Bevacizumab with Erlotinib as First-line Therapy in Asian Patients with Advanced Hepatocellular Carcinoma: A Multicenter Phase II Study

• Published in: Oncology Vol. 85; no. 1; pp. 44 - 52
• Main Authors: Hsu, Chih-Hung, Kang, Yoon Koo, Yang, Tsai-Shen, Shun, Chia-Tung, Shao, Yu-Yun, Su, Wu-Chou, Sandoval-Tan, Jennifer, Chiou, Tzeon-Jye, Jin, Kate, Hsu, Chiun, Cheng, Ann-Lii
• Format: Journal Article
• Language: English
• Published: Basel, Switzerland S. Karger AG 01.01.2013
• Subjects: Adult; Aged; Aged, 80 and over; Antibodies, Monoclonal, Humanized - administration & dosage; Antibodies, Monoclonal, Humanized - adverse effects; Antineoplastic Combined Chemotherapy Protocols - adverse effects; Antineoplastic Combined Chemotherapy Protocols - therapeutic use; Asian Continental Ancestry Group; Asian people; Bevacizumab; Carcinoma, Hepatocellular - drug therapy; Carcinoma, Hepatocellular - genetics; Carcinoma, Hepatocellular - metabolism; Clinical Study; Disease-Free Survival; Drug therapy; Erlotinib Hydrochloride; Female; Humans; Liver cancer; Liver Neoplasms - drug therapy; Liver Neoplasms - genetics; Liver Neoplasms - metabolism; Male; Middle Aged; Proto-Oncogene Proteins c-akt - genetics; Proto-Oncogene Proteins c-akt - metabolism; Quinazolines - administration & dosage; Quinazolines - adverse effects; Receptor, Epidermal Growth Factor - genetics; Receptor, Epidermal Growth Factor - metabolism; Treatment Outcome; Vascular Endothelial Growth Factor A - genetics; Vascular Endothelial Growth Factor A - metabolism; Phase II study; Hepatocellular carcinoma; Erlotinib; Bevacizumab
• ISSN: 0030-2414; 1423-0232
• DOI: 10.1159/000350841

Objectives: The bevacizumab/erlotinib combination was reported with high clinical activity for advanced hepatocellular carcinoma (HCC) by a phase II study conducted in the USA. This multicenter study across several Asian countries was to evaluate the safety and efficacy of the combination in this population.

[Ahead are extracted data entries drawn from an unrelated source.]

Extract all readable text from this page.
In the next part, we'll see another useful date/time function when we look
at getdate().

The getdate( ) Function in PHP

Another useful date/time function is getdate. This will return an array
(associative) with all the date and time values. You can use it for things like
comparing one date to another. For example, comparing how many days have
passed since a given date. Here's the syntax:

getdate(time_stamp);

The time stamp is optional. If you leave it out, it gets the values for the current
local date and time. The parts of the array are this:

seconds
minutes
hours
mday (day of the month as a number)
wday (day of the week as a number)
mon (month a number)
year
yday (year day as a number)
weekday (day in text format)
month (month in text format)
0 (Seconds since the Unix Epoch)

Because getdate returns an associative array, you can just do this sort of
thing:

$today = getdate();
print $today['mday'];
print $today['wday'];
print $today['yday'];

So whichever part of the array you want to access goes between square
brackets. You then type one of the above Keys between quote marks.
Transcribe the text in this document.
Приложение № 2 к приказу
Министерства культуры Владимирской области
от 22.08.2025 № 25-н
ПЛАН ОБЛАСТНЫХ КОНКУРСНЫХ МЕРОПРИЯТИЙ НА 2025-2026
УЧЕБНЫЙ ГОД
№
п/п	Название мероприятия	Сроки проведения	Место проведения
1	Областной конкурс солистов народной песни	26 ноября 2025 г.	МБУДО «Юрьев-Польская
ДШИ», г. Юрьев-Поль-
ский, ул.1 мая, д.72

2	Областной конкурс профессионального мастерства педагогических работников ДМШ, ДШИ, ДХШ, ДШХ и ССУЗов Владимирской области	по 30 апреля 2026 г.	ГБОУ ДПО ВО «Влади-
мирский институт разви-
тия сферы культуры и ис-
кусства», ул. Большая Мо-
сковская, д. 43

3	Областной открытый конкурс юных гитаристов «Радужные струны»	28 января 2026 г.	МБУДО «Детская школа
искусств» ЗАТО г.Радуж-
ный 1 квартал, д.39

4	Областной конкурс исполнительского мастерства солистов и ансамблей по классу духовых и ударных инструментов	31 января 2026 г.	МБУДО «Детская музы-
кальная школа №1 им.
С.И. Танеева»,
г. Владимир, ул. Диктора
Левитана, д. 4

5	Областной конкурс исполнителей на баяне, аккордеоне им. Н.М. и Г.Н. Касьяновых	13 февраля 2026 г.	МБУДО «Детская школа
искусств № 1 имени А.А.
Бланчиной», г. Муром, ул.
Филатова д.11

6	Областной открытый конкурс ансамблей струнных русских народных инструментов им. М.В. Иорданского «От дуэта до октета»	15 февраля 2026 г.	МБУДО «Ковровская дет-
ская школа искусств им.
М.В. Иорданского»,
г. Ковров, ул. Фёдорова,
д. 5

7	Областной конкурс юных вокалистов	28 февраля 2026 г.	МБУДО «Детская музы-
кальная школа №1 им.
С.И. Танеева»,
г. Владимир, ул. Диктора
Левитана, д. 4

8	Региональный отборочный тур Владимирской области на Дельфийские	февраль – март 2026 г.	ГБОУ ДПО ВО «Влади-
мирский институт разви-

Methods: Patients with histology-proven HCC, advanced disease and Child-Pugh class A liver function received bevacizumab 5 mg/kg intravenously every 2 weeks and erlotinib 150 mg/day orally as first-line therapy. The primary end point was progression-free survival at 16 weeks (PFS-16W). The expression of epidermal growth factor receptor (EGFR), phospho-AKT and vascular endothelial growth factor, the microvessel density and the EGFR gene copy number in HCC tissues were correlated with treatment efficacy. Results: Fifty-one patients were enrolled. The PFS-16W was 35.3% (95% CI 22.4-49.9), the median PFS was 2.9 months (95% CI, 1.3-4.4) and the median overall survival was 10.7 months (95% CI, 6.2-15.2). Grade 3/4 toxicities were uncommon, including rash, acne (10% each), diarrhea (6%) and gastrointestinal bleeding (4%). None of the evaluated biomarkers correlated with disease control or PFS. Conclusions: Bevacizumab plus erlotinib showed good tolerability and modest activity in this Asian cohort. Further studies are warranted to identify the predictive biomarkers of this combination.